The daughter of coast path murder victims Peter and Gwenda Dixon has told how she had visited Pembrokeshire every summer with her parents before the fateful holiday in 1989.

But Julie Dixon - now Julie Pratley - had not been with them that day because she had been getting older, and went to Cyprus with a friend instead.

Her brother, Tim Dixon, had visited his parents at Howelston Caravan park near Little Haven but left two days before they are thought to have been killed.

The prosecution claims that John William Cooper confronted Mr and Mrs Dixon on the coastpath near Little Haven and blasted them to death with a shotgun.

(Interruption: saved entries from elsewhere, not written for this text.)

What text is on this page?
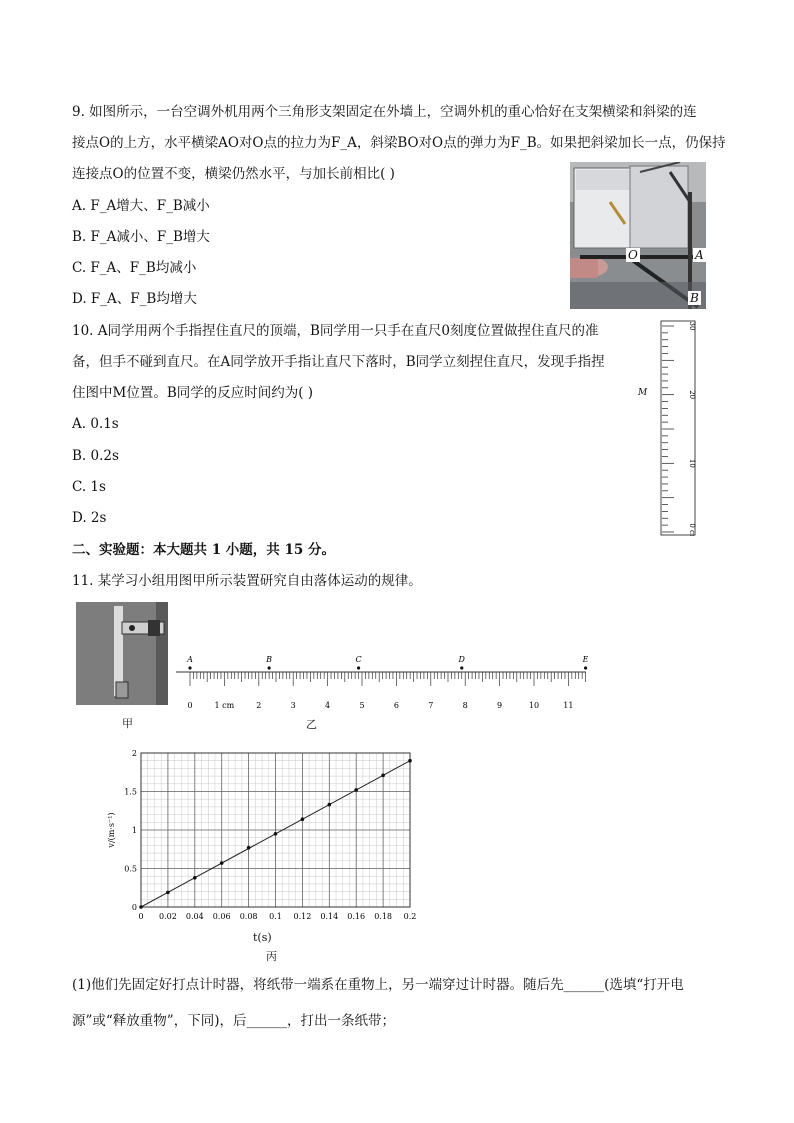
9. 如图所示，一台空调外机用两个三角形支架固定在外墙上，空调外机的重心恰好在支架横梁和斜梁的连
接点O的上方，水平横梁AO对O点的拉力为F_A，斜梁BO对O点的弹力为F_B。如果把斜梁加长一点，仍保持
连接点O的位置不变，横梁仍然水平，与加长前相比( )
A. F_A增大、F_B减小
B. F_A减小、F_B增大
C. F_A、F_B均减小
D. F_A、F_B均增大
O	A
B
10. A同学用两个手指捏住直尺的顶端，B同学用一只手在直尺0刻度位置做捏住直尺的准
备，但手不碰到直尺。在A同学放开手指让直尺下落时，B同学立刻捏住直尺，发现手指捏
住图中M位置。B同学的反应时间约为( )
A. 0.1s
B. 0.2s
C. 1s
D. 2s
M
30
20
10
0 cm
二、实验题：本大题共 1 小题，共 15 分。
11. 某学习小组用图甲所示装置研究自由落体运动的规律。
甲
0	1 cm	2	3	4	5	6	7	8	9	10	11
A	B	C	D	E
乙
0 0.02 0.04 0.06 0.08 0.1 0.12 0.14 0.16 0.18 0.2
0
0.5
1
1.5
2
v/(m·s⁻¹)
t(s)
丙
(1)他们先固定好打点计时器，将纸带一端系在重物上，另一端穿过计时器。随后先______(选填“打开电
源”或“释放重物”，下同)，后______，打出一条纸带；
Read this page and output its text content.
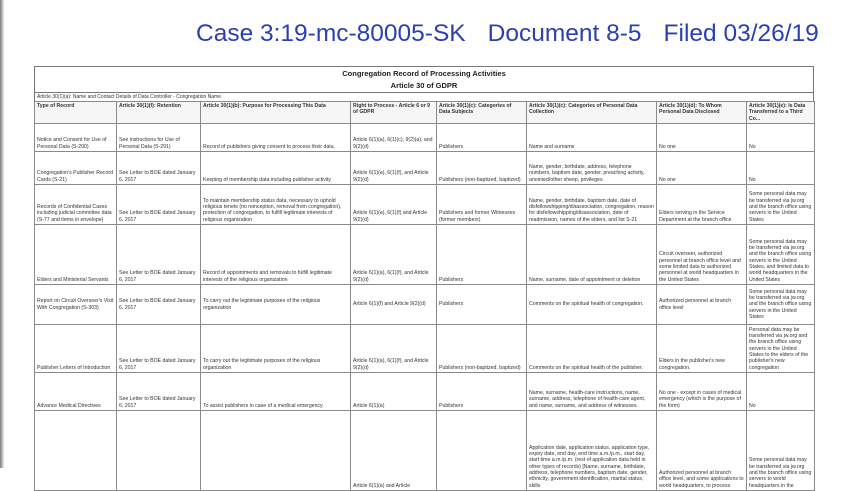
Case 3:19-mc-80005-SK Document 8-5 Filed 03/26/19
Congregation Record of Processing Activities
Article 30 of GDPR
Article 30(1)(a): Name and Contact Details of Data Controller - Congregation Name
Type of Record	Article 30(1)(f): Retention	Article 30(1)(b): Purpose for Processing This Data	Right to Process - Article 6 or 9 of GDPR	Article 30(1)(c): Categories of Data Subjects	Article 30(1)(c): Categories of Personal Data Collection	Article 30(1)(d): To Whom Personal Data Disclosed	Article 30(1)(e): Is Data Transferred to a Third Co...
Notice and Consent for Use of Personal Data (S-290)	See instructions for Use of Personal Data (S-291)	Record of publishers giving consent to process their data.	Article 6(1)(a), 6(1)(c), 9(2)(a), and 9(2)(d)	Publishers	Name and surname	No one	No
Congregation's Publisher Record Cards (S-21)	See Letter to BOE dated January 6, 2017	Keeping of membership data including publisher activity	Article 6(1)(a), 6(1)(f), and Article 9(2)(d)	Publishers (non-baptized, baptized)	Name, gender, birthdate, address, telephone numbers, baptism date, gender, preaching activity, anointed/other sheep, privileges	No one	No
Records of Confidential Cases including judicial committee data (S-77 and items in envelope)	See Letter to BOE dated January 6, 2017	To maintain membership status data, necessary to uphold religious tenets (no reinception, removal from congregation), protection of congregation, to fulfill legitimate interests of religious organization	Article 6(1)(a), 6(1)(f) and Article 9(2)(d)	Publishers and former Witnesses (former members)	Name, gender, birthdate, baptism date, date of disfellowshipping/disassociation, congregation, reason for disfellowshipping/disassociation, date of readmission, names of the elders, and list S-21	Elders serving in the Service Department at the branch office	Some personal data may be transferred via jw.org and the branch office using servers in the United States
Elders and Ministerial Servants	See Letter to BOE dated January 6, 2017	Record of appointments and removals to fulfill legitimate interests of the religious organization	Article 6(1)(a), 6(1)(f), and Article 9(2)(d)	Publishers	Name, surname, date of appointment or deletion	Circuit overseer, authorized personnel at branch office level and some limited data to authorized personnel at world headquarters in the United States	Some personal data may be transferred via jw.org and the branch office using servers in the United States, and limited data to world headquarters in the United States
Report on Circuit Overseer's Visit With Congregation (S-303)	See Letter to BOE dated January 6, 2017	To carry out the legitimate purposes of the religious organization	Article 6(1)(f) and Article 9(2)(d)	Publishers	Comments on the spiritual health of congregation.	Authorized personnel at branch office level	Some personal data may be transferred via jw.org and the branch office using servers in the United States
Publisher Letters of Introduction	See Letter to BOE dated January 6, 2017	To carry out the legitimate purposes of the religious organization	Article 6(1)(a), 6(1)(f), and Article 9(2)(d)	Publishers (non-baptized, baptized)	Comments on the spiritual health of the publisher.	Elders in the publisher's new congregation.	Personal data may be transferred via jw.org and the branch office using servers in the United States to the elders of the publisher's new congregation
Advance Medical Directives	See Letter to BOE dated January 6, 2017	To assist publishers in case of a medical emergency.	Article 6(1)(a)	Publishers	Name, surname, health-care instructions, name, surname, address, telephone of health-care agent, and name, surname, and address of witnesses.	No one - except in cases of medical emergency (which is the purpose of the form)	No
			Article 6(1)(a) and Article		Application date, application status, application type, expiry date, end day, end time a.m./p.m., start day, start time a.m./p.m. (rest of application data held in other types of records) [Name, surname, birthdate, address, telephone numbers, baptism date, gender, ethnicity, government identification, marital status, skills	Authorized personnel at branch office level, and some applications to world headquarters, to process	Some personal data may be transferred via jw.org and the branch office using servers to world headquarters in the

The alarm was raised after Mrs Pratley returned to the UK the day after her parents were due to have been home.

The court has also heard that handwriting on the side of a shotgun cartridge box found at Cooper's home could have been that of Scoveston Manor murder victim Helen Thomas.

Forensic scientist and handwriting expert Dr Hilary Brenda Pritchard said there was "moderate" scientific support for the conclusion.

The prosecution at Swansea crown court allege that Cooper, aged 66, stole the box after breaking into Scoveston Manor in 1985.

Before he left, said prosecuting counsel Gerard Elias, he had shot dead millionaire farmer Richard Thomas, 58, and his sister Helen, aged 56.

The box of Baikal shotgun cartridges was found by police buried under a duck run at Cooper's then home in St Mary's Park, Jordanston, as they investigated a series of burglaries carried out during the 1980s and 1990s. Cooper was later convicted and jailed for 16 years.

Some of the exhibits found in that investigation were retained and, between 2007 and 2009, subjected to new DNA techniques, which led to the murder charges.

Dr Pritchard said she had been given cheques written by Miss Thomas, a calendar she had made a note on and other documents bearing her handwriting.

She compared those with a word written on the side of the cartridge box, which she believed read "Maximum 5."

"There were similarities and no significant differences," she said.

Dr Pritchard said she had started her career at London's Metropolitan police.

Mark Evans QC, representing Cooper, told the jury he would be calling as a witness for the defence "her then boss and the man who taught her."

Cooper denies all the charges against him and the trial continues.